Part of the purpose of constructing dams on the Sacramento was to regulate flows for irrigation agriculture purposes. After the river's flow was under control, two major canals serving the western side of the Sacramento Valley – the Tehama-Colusa and Corning Canals. Both starting at the Red Bluff Diversion Dam on the Sacramento, the two canals are 111 mi (179 km) and 21 mi (34 km) long respectively, and divert a total of over 3,000 cubic feet per second (85 m3/s) from the river to serve some 100,019 acres (404.76 km2) of land. A third major canal, the Sacramento River Deep Water Ship Channel, exists not for irrigation purposes but rather to facilitate navigation of large oceangoing ships from the Delta to the city of Sacramento. Built by the Army Corps of Engineers, the canal is 43 miles (69 km) long and is maintained to 30 feet (9.1 m) deep.

In 1959, construction began on the final link for the Sacramento-San Joaquin River water system, the California Aqueduct. A series of dams, dikes, channels and pump plants was constructed in the Delta to facilitate water flow from the Sacramento into this huge man-made river, which can carry up to 5,834 cubic feet per second (165.2 m3/s) of water. From its origin at the Delta the canal runs some 444 miles (715 km) southwards through the west side of the San Joaquin Valley, providing irrigation water to farmlands along its length. The remainder is then powered over the Tehachapi Mountains via a 3,000-foot (910 m) pump lift. The Aqueduct's waters, which functionally extend the Sacramento River southwards, then run on to serve the enormous populace of California's south, supplying the needs of some 22 million people.

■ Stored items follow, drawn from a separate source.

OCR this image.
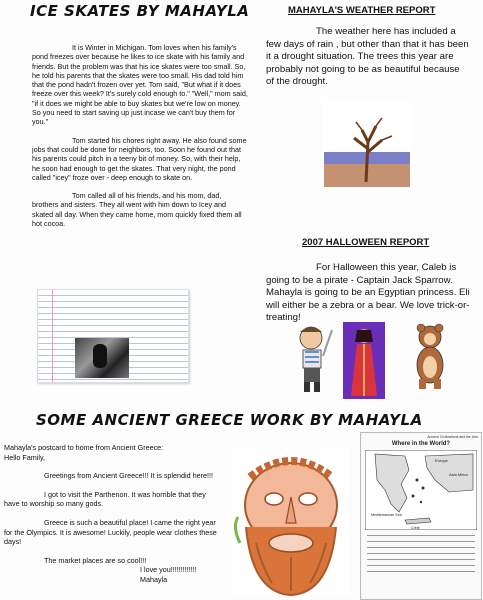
ICE SKATES BY MAHAYLA

It is Winter in Michigan. Tom loves when his family's pond freezes over because he likes to ice skate with his family and friends. But the problem was that his ice skates were too small. So, he told his parents that the skates were too small. His dad told him that the pond hadn't frozen over yet. Tom said, "But what if it does freeze over this week? It's surely cold enough to." "Well," mom said, "if it does we might be able to buy skates but we're low on money. So you need to start saving up just incase we can't buy them for you."

Tom started his chores right away. He also found some jobs that could be done for neighbors, too. Soon he found out that his parents could pitch in a teeny bit of money. So, with their help, he soon had enough to get the skates. That very night, the pond called "icey" froze over - deep enough to skate on.

Tom called all of his friends, and his mom, dad, brothers and sisters. They all went with him down to Icey and skated all day. When they came home, mom quickly fixed them all hot cocoa.

MAHAYLA'S WEATHER REPORT

The weather here has included a few days of rain , but other than that it has been it a drought situation. The trees this year are probably not going to be as beautiful because of the drought.

2007 HALLOWEEN REPORT

For Halloween this year, Caleb is going to be a pirate - Captain Jack Sparrow. Mahayla is going to be an Egyptian princess. Eli will either be a zebra or a bear. We love trick-or-treating!

SOME ANCIENT GREECE WORK BY MAHAYLA

Mahayla's postcard to home from Ancient Greece:

Hello Family,

Greetings from Ancient Greece!!! It is splendid here!!!

I got to visit the Parthenon. It was horrible that they have to worship so many gods.

Greece is such a beautiful place! I came the right year for the Olympics. It is awesome! Luckily, people wear clothes these days!

The market places are so cool!!!

I love you!!!!!!!!!!!!! Mahayla

Ancient Civilizations and the Arts
Where in the World?
Europe
Asia Minor
Mediterranean Sea
Crete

Over the years, several other plans materialized to take water from other drainage basins into that of the Sacramento to bolster the river's petering discharge. A successful one was the Trinity River diversion, which sent over 90 percent of the flow of that river into the Sacramento through a tunnel under the Klamath Mountains. Because of resulting ecological destruction and fish kills, less water is diverted today than a few decades ago. Others failed to take root – one of the most notorious, the Klamath Diversion, proposed to send the entire flow of the Klamath River into the Sacramento Valley through a complex system of reservoirs, canals, flumes and tunnels. Similarly, the Dos Rios Dam project would have diverted almost the entire flow of the Eel River to the Sacramento. Both projects were defeated by locals' and environmentalists' opposition, as well as, for the former, staggering costs.